MA.912.DP. 4.3: Calculate the conditional probability of two events and interpret the result in
terms of its context.
MA.912.DP.4.4: Interpret the independence of two events using conditional probability.
MA.912.DP.4.5: Given a two-way table containing data from a population, interpret the joint
and marginal relative frequencies as empirical probabilities and the conditional relative frequencies as empirical conditional probabilities. Use those probabilities to determine whether characteristics in the population are approximately independent.
MA.912.DP.4.6: Recognize and explain the concepts of conditional probability and independence in everyday language and everyday situations.
MA.912.DP.4.7: Apply the addition rule for probability, taking into consideration whether the
events are mutually exclusive, and interpret the result in terms of the model and its context.
MA.912.DP.4.8: Apply the general multiplication rule for probability, taking into consideration whether the events are independent, and interpret the result in terms of the context
MA.912.DP.4.9: Apply the addition and multiplication rules for counting to solve mathematical and real-world problems, including problems involving probability
MA.912.DP.4.10: Given a mathematical or real-world situation, calculate the appropriate
permutation or combination
MA.912.DP.6 Use probability distributions to solve problems.

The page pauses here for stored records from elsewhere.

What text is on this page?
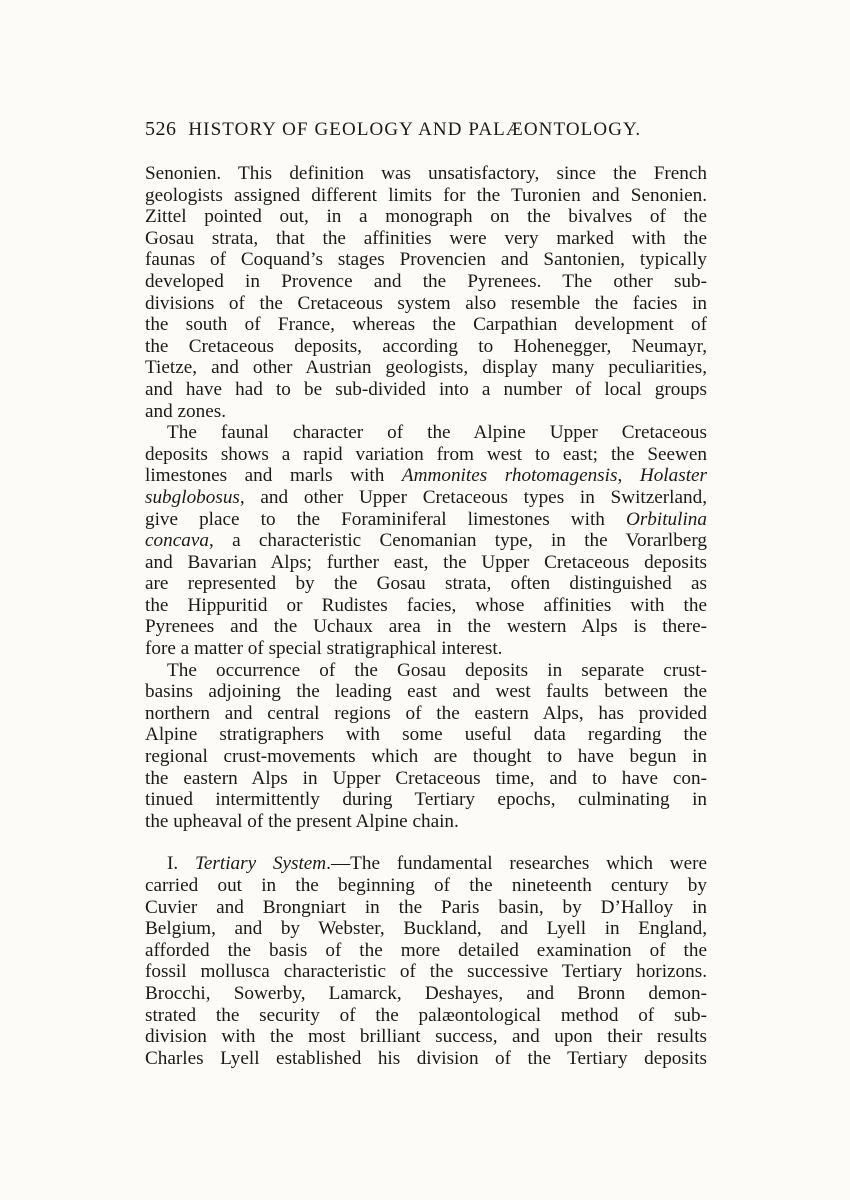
526 HISTORY OF GEOLOGY AND PALÆONTOLOGY.
Senonien. This definition was unsatisfactory, since the French
geologists assigned different limits for the Turonien and Senonien.
Zittel pointed out, in a monograph on the bivalves of the
Gosau strata, that the affinities were very marked with the
faunas of Coquand’s stages Provencien and Santonien, typically
developed in Provence and the Pyrenees. The other sub-
divisions of the Cretaceous system also resemble the facies in
the south of France, whereas the Carpathian development of
the Cretaceous deposits, according to Hohenegger, Neumayr,
Tietze, and other Austrian geologists, display many peculiarities,
and have had to be sub-divided into a number of local groups
and zones.
The faunal character of the Alpine Upper Cretaceous
deposits shows a rapid variation from west to east; the Seewen
limestones and marls with Ammonites rhotomagensis, Holaster
subglobosus, and other Upper Cretaceous types in Switzerland,
give place to the Foraminiferal limestones with Orbitulina
concava, a characteristic Cenomanian type, in the Vorarlberg
and Bavarian Alps; further east, the Upper Cretaceous deposits
are represented by the Gosau strata, often distinguished as
the Hippuritid or Rudistes facies, whose affinities with the
Pyrenees and the Uchaux area in the western Alps is there-
fore a matter of special stratigraphical interest.
The occurrence of the Gosau deposits in separate crust-
basins adjoining the leading east and west faults between the
northern and central regions of the eastern Alps, has provided
Alpine stratigraphers with some useful data regarding the
regional crust-movements which are thought to have begun in
the eastern Alps in Upper Cretaceous time, and to have con-
tinued intermittently during Tertiary epochs, culminating in
the upheaval of the present Alpine chain.
I. Tertiary System.—The fundamental researches which were
carried out in the beginning of the nineteenth century by
Cuvier and Brongniart in the Paris basin, by D’Halloy in
Belgium, and by Webster, Buckland, and Lyell in England,
afforded the basis of the more detailed examination of the
fossil mollusca characteristic of the successive Tertiary horizons.
Brocchi, Sowerby, Lamarck, Deshayes, and Bronn demon-
strated the security of the palæontological method of sub-
division with the most brilliant success, and upon their results
Charles Lyell established his division of the Tertiary deposits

MA.912.DP.6.1: Define a random variable for a quantity of interest by assigning a numerical
value to each individual outcome in a sample space; graph the corresponding
probability distribution using the same graphical displays as for data
distributions.
MA.912.DP.6.2: Develop a probability distribution for a discrete random variable using
theoretical probabilities. Find the expected value and interpret it as the mean
of the discrete distribution.
MA.912.DP.6.3: Develop a probability distribution for a discrete random variable using
empirical probabilities. Find the expected value and interpret it as the mean
of the discrete distribution.
MA.912.DP.6.4: Given a binomial distribution, calculate and interpret the expected value. Solve real-world problems involving binomial distributions.
MA.912.DP.6.5 Solve real-world problems involving geometric distributions.